The City Council on Tuesday directed City Attorney Charles Glasrud to work with Morris Police and UMM officials to devise workable parking procedures and ways for law enforcement to manage them.
City Manager Blaine Hill and Morris Chief of Police Jim Beauregard addressed the issue at a meeting earlier this month, and on Tuesday the council asked Glasrud to meet with UMM officials about off-street parking and possible ways to urge more drivers to use campus parking lots.
Currently, the areas near the campus are posted for three-hour parking and resident-only parking. But both are difficult to enforce.
Resident-only parking forces officers to determine which vehicles belong to residents, and Hill stated he didn't believe it would be enforceable in court. Three-hour parking requires officers to continually mark vehicles as they come and go. The limit also doesn't competely solve a lack of parking for residents, and they, too, would be required to move their cars regularly.
Fines will be discussed, and Hill said the most important aspect is making sure any parking plans are "legal and enforceable." He also hinted in a memo to the council that a pat solution might not be entirely possible.

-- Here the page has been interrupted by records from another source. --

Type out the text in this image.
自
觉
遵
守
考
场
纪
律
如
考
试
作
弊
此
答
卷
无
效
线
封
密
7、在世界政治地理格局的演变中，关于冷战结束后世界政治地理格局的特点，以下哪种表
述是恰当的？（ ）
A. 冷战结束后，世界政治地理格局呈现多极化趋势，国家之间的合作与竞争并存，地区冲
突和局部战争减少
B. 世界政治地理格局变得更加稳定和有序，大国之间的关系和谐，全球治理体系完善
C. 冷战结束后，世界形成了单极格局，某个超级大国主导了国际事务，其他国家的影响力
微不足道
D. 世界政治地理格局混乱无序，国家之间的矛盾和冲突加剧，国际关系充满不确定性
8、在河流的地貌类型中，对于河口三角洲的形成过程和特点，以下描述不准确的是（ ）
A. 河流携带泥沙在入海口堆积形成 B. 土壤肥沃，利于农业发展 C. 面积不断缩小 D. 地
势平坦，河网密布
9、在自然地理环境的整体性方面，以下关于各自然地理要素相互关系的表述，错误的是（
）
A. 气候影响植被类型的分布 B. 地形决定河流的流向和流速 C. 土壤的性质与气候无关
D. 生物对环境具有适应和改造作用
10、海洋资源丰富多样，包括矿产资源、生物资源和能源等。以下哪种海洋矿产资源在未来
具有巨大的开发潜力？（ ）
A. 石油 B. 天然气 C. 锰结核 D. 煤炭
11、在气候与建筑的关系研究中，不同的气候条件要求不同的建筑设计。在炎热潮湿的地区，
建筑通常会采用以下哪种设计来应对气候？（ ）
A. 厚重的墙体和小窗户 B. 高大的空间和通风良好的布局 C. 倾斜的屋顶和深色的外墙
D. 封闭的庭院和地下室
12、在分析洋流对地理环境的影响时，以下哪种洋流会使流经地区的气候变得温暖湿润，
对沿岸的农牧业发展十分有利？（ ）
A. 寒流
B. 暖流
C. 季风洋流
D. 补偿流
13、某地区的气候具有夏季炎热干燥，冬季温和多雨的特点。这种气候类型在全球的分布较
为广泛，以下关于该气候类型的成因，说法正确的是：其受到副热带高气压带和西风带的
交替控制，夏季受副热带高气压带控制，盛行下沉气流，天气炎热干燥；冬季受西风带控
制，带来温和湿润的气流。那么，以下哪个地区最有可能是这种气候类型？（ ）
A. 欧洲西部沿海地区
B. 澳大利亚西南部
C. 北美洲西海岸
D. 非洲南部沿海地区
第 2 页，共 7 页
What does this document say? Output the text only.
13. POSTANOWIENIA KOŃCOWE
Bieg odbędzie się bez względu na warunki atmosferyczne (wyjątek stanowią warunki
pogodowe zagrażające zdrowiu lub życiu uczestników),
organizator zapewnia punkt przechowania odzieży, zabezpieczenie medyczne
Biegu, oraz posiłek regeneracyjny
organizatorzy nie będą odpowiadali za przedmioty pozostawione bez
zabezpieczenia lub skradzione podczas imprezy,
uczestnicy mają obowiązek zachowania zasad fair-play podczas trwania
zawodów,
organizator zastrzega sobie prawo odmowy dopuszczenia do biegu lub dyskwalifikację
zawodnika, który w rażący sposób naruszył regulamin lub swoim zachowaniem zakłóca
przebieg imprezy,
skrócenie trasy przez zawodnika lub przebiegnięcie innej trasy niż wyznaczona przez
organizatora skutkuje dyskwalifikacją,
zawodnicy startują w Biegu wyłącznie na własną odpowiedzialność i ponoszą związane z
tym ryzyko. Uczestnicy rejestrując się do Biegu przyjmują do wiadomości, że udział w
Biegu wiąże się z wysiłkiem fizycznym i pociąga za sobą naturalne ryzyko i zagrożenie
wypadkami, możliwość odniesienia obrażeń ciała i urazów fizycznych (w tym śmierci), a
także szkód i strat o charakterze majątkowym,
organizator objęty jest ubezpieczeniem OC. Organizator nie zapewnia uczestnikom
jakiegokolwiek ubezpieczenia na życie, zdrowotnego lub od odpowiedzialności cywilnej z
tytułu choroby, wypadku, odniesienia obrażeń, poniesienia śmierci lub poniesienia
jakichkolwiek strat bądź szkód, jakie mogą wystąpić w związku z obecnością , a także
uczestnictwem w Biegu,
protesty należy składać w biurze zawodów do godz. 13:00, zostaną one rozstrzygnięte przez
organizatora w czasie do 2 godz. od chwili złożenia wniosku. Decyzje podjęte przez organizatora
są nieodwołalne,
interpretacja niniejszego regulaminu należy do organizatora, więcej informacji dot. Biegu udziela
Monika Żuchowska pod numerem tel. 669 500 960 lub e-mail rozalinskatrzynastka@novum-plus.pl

"I think the unspoken issue is that people live next to the university and you can't change that," Hill stated. "You are going to have a tremendous amount of activity around the university and at some point you have to live with it."
There are no alleys behind houses between Second and Third streets and on Columbia to College avenues, and residents don't have much parking space in front. The problem is exacerbated if a resident has a trailer or equipment, Hill said.
In other council business:
The council chose to not pursue building a bike path extension on Morris' west side near Highway 28.
Residents in the neighborhood on West 4th Street have been asking for some time to have the bike path extended along Highway 28 to West 3rd Avenue.
However, the Minnesota Department of Transportation controls the right of way and stated in a July 2007 memo that it saw no need for an extension to the existing trail.
Without MnDOT approval, the city is unable to do the work, even if funds were made available, Hill said.
The council did consider an option for a sidewalk or a boulevard bike path -- which at 8-feet wide would be significantly more expensive than a 5-foot sidewalk. However, all costs for sidewalks typically are assessed to property owners. If the city adopted a similar stance to that used on Columbia Avenue, property owners still would be assessed about 50 percent of the costs unless grant money could be found, Hill said.
The council heard from homeowner Jim Storck about a possible nuisance property next to his.
Storck complained of litter, broken glass, uncollected bags of garbage and a lawn that is rarely mowed.
City officials have talked to the tenants of the property, as well as a caretaker and the owner. However, the city must first respond to three calls about nuisance properties before citations can be issued.
Hill said property owners are frustrated by the drawn-out process, adding that he'd like to determine if citations could legally be issued immediately if a property is considered a nuisance.
"We have to find a procedure that works, that's on-the-spot," Hill said.
Glasrud and Hill will examine the issue further and report to the council in the future.